Learning from the Weather

Dan'l Pierce

Overview

Whether it leads to a bumper or paltry rice crop in Texas, severe drought heightening the wildfire risk in California, or a destructive hurricane hitting Florida, weather has dramatic effects on people’s lives. Produce prices could be higher, vacations unexpectedly interrupted, or homes damaged. Having more information about weather and being able to predict or identify upcoming events can aid in enjoying favorable conditions as well as avoiding dangerous situations.

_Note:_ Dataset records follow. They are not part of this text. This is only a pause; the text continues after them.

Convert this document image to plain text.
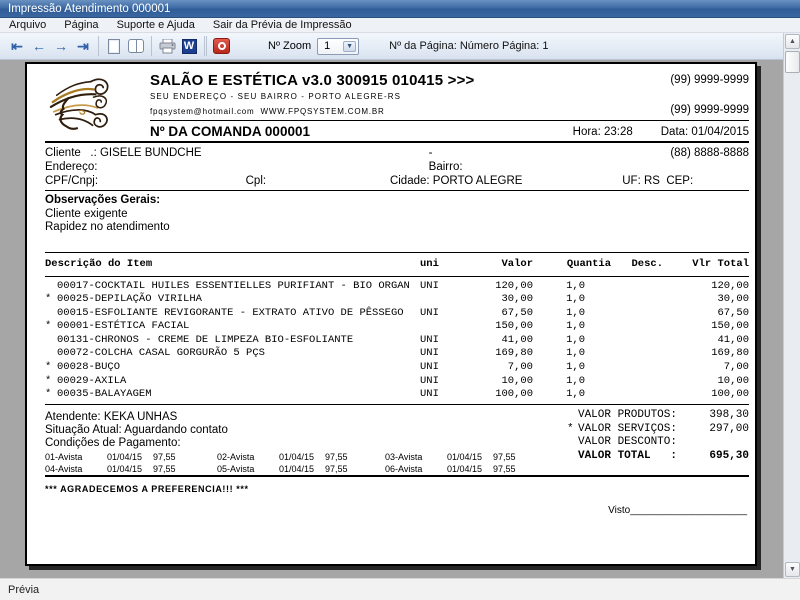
Impressão Atendimento 000001
Arquivo	Página	Suporte e Ajuda	Sair da Prévia de Impressão
⇤ ← → ⇥	W	Nº Zoom 1	▼	Nº da Página: Número Página: 1
SALÃO E ESTÉTICA v3.0 300915 010415 >>>	(99) 9999-9999
SEU ENDEREÇO - SEU BAIRRO - PORTO ALEGRE-RS
fpqsystem@hotmail.com  WWW.FPQSYSTEM.COM.BR	(99) 9999-9999
Nº DA COMANDA 000001	Hora: 23:28 Data: 01/04/2015
Cliente   .: GISELE BUNDCHE	-	(88) 8888-8888
Endereço:	Bairro:
CPF/Cnpj:	Cpl:	Cidade: PORTO ALEGRE	UF: RS  CEP:
Observações Gerais:
Cliente exigente
Rapidez no atendimento
Descrição do Item	uni	Valor	Quantia	Desc.	Vlr Total
00017-COCKTAIL HUILES ESSENTIELLES PURIFIANT - BIO ORGAN UNI	120,00	1,0	120,00
* 00025-DEPILAÇÃO VIRILHA	30,00	1,0	30,00
00015-ESFOLIANTE REVIGORANTE - EXTRATO ATIVO DE PÊSSEGO	UNI	67,50	1,0	67,50
* 00001-ESTÉTICA FACIAL	150,00	1,0	150,00
00131-CHRONOS - CREME DE LIMPEZA BIO-ESFOLIANTE	UNI	41,00	1,0	41,00
00072-COLCHA CASAL GORGURÃO 5 PÇS	UNI	169,80	1,0	169,80
* 00028-BUÇO	UNI	7,00	1,0	7,00
* 00029-AXILA	UNI	10,00	1,0	10,00
* 00035-BALAYAGEM	UNI	100,00	1,0	100,00
Atendente: KEKA UNHAS
Situação Atual: Aguardando contato
Condições de Pagamento:
01-Avista	01/04/15	97,55	02-Avista	01/04/15	97,55	03-Avista	01/04/15	97,55
04-Avista	01/04/15	97,55	05-Avista	01/04/15	97,55	06-Avista	01/04/15	97,55
VALOR PRODUTOS:	398,30
* VALOR SERVIÇOS:	297,00
VALOR DESCONTO:
VALOR TOTAL   :	695,30
*** AGRADECEMOS A PREFERENCIA!!! ***
Visto_____________________
▲
▼
Prévia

Enabling more robust analysis of weather data is the new Data Analytics Storage System (DASS) at the NASA Center for Climate Simulation (NCCS). DASS is a compute cluster with significant storage associated with each node. Data stored on DASS includes many public datasets and weather reanalysis data, although DASS does not serve as the official source for any of the data.

Project Details

With a suite of computational capabilities on DASS, scientists can apply analytics to ensembles of data files, specifying spatial and/or temporal criteria to identify weather data of interest. In the first DASS release, analytic capabilities are limited to max, min, sum, average, standard deviation, and anomaly calculations. Growth of analytics will proceed based on user demands and emerging capabilities. Access to DASS is through a Python interface or the web processing service (WPS). There are specialized capabilities in different stages of deployment ranging from the Super Cloud Library (SCL), which exploits the Hadoop Distributed File System (HDFS) and can identify subsetted data over time (e.g., following a hurricane track), to interfaces with NASA Climate Model Data Services (CDS) and the Earth Data Analytics System (EDAS) under development.

Results and Impact

To date, DASS has been successfully demonstrated using SCL and EDAS. It provides both a Portable Operating System Interface (POSIX) and Hadoop file access to the same data and corresponding specialized environments for tools needing these capabilities. Machine and deep learning methods and correspondingly enabled infrastructure will be added in time. The vision is to give scientists the ability to extract specific weather events, as they occur in time, from a massive ensemble of data across a multitude of files and then to use that dataset for further discovery and applications.

Why HPC Matters

The DASS architecture requires the coupling of high-performance computing (HPC) resources, both hardware and software, with the storage, access, protection, and manipulation of many extremely large datasets. This effort includes exploiting parallel computations and well as parallel I/O.